The authors concluded that “A 4% articaine formulation was statistically better than both 4% lidocaine and 4% prilocaine formulations for buccal infiltration of the mandibular first molar in asymptomatic mandibular first molars. However, the success rate of 55% is not high enough to support its use as a primary buccal infiltration technique in the mandibular first molar.”

In carrying out the study the authors also found that “In general, pulpal anesthesia peaked between 25 and 28 minutes and then gradually began to decline for all anesthetic formulations. Clinically, this is important in that mandibular first molar buccal infiltrations of 4% concentrations of articaine, lidocaine, and prilocaine, if successful, decline in efficacy at approximately 25–28 minutes after injection.

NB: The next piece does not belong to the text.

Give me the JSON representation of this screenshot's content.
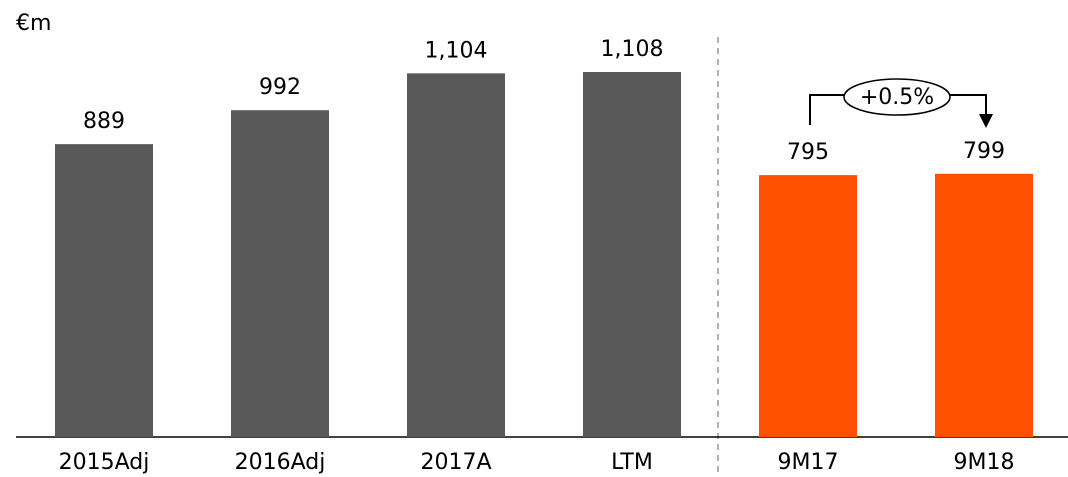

The published abstract appears below:

Abstract

Introduction

Studies have shown the superiority of 4% articaine with 1:100,000 epinephrine over 2% lidocaine with 1:100,000 epinephrine when used as a primary buccal infiltration of the mandibular first molar. A study using other 4% anesthetic formulations may help determine the role of concentration in the increased efficacy of 4% articaine. The authors conducted a prospective randomized, double-blind, crossover study comparing the pulpal anesthesia obtained with 4% concentrations of articaine, lidocaine, and prilocaine formulations as primary buccal infiltrations of the mandibular first molar.

Methods

Sixty asymptomatic adult subjects randomly received a primary mandibular buccal first molar infiltration of 1.8 mL 4% articaine with 1:100,000 epinephrine, 4% lidocaine with 1:100,000 epinephrine, and 4% prilocaine with 1:200,000 epinephrine in 3 separate appointments. An electric pulp tester was used to test the first molar for anesthesia in 3-minute cycles for 60 minutes after the infiltrations. Successful anesthesia was defined as 2 consecutive 80/80 readings.

Results

The success rate for the 4% articaine formulation was 55%, 33% for the 4% lidocaine formulation, and 32% for the 4% prilocaine formulation. There was a significant difference between articaine and both lidocaine (P = .0071) and prilocaine (P = .0187) formulations.

Conclusions

A 4% articaine formulation was statistically better than both 4% lidocaine and 4% prilocaine formulations for buccal infiltration of the mandibular first molar in asymptomatic mandibular first molars. However, the success rate of 55% is not high enough to support its use as a primary buccal infiltration technique in the mandibular first molar.